SMITH, ADAM, The Wealth of
Nations
[T]rade which, without force or constraint, is naturally and regularly carried on between any two places, is always advantageous, though not always equally so, to both...
SMITH, ADAM, The Wealth of
Nations
[N]ations have been taught that their interest consisted in beggaring all their neighbors. Each nation has been made to look with an invidious eye upon the prosperity of all the nations with which it trades, and to consider their gain as its own loss...The wealth of a neighboring nation...is certainly advantageous in trade...in a state of peace and commerce it must...enable them to exchange with us to a greater value, and to afford a better market, either for the immediate produce of our own industry, or whatever is purchased with that produce. As a rich man is likely to be a better customer to the industrious people in his neighborhood, than a poor, so is likewise a rich nation.

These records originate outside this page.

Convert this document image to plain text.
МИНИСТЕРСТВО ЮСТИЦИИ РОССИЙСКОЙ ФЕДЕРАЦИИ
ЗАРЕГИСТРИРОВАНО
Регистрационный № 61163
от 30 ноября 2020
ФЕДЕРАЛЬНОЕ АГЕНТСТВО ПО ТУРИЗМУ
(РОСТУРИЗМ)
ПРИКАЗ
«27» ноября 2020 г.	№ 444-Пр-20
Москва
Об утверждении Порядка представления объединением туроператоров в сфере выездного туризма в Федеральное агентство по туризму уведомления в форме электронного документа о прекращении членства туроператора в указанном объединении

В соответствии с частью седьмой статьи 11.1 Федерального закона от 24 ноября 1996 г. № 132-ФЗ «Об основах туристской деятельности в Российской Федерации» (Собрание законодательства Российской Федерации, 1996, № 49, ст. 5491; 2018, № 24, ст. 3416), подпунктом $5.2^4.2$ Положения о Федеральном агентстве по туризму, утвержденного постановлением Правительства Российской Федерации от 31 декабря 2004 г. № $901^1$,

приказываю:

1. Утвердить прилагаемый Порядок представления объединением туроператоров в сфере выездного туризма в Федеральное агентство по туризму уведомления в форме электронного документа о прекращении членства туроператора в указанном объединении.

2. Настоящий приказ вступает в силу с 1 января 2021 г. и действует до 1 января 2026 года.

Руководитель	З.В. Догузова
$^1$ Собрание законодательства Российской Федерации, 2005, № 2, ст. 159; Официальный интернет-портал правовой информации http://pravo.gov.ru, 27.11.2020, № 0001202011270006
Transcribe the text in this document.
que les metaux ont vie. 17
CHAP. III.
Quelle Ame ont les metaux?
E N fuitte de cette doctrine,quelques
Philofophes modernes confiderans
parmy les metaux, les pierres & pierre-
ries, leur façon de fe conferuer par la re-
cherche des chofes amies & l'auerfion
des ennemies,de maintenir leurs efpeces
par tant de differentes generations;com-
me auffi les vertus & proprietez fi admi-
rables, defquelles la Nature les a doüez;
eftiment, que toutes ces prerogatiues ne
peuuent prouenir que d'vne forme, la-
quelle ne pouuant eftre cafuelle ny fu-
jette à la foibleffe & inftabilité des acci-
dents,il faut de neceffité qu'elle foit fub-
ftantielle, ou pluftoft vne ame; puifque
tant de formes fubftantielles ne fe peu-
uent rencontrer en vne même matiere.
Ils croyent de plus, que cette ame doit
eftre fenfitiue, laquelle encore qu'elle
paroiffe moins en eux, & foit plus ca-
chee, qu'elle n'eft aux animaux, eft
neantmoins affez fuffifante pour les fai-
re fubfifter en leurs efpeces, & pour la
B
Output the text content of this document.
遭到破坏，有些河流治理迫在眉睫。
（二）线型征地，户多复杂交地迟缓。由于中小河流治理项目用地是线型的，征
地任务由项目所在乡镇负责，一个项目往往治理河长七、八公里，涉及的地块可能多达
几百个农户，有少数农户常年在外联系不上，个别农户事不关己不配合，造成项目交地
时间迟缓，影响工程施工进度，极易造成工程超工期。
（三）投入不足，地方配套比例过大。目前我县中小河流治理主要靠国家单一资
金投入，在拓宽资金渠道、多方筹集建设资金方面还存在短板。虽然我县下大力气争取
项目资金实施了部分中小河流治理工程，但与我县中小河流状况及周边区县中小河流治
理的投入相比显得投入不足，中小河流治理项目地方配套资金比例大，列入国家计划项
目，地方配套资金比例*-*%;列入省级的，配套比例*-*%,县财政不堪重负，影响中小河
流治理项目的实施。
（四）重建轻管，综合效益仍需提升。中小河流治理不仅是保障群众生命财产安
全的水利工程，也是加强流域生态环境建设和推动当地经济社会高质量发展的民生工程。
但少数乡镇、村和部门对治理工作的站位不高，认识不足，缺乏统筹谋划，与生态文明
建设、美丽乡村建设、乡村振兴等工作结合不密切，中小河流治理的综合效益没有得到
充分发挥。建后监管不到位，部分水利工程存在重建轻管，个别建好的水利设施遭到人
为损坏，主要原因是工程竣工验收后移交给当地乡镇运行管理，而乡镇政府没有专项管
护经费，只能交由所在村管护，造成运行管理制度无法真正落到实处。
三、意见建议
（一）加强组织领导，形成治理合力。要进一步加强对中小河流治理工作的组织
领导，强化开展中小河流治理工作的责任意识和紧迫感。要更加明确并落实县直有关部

SMITH, ADAM, The Wealth of
Nations
In every country it always is and must be the interest of the great body of the people to buy whatever they want of those who sell it cheapest.
SMITH, ADAM, The Wealth of
Nations
Probably most of us would agree that preventing trade between Floridians and Alaskans would be stupid and costly. That conclusion would change not one iota if Alaska happened to be another country, instead of another state.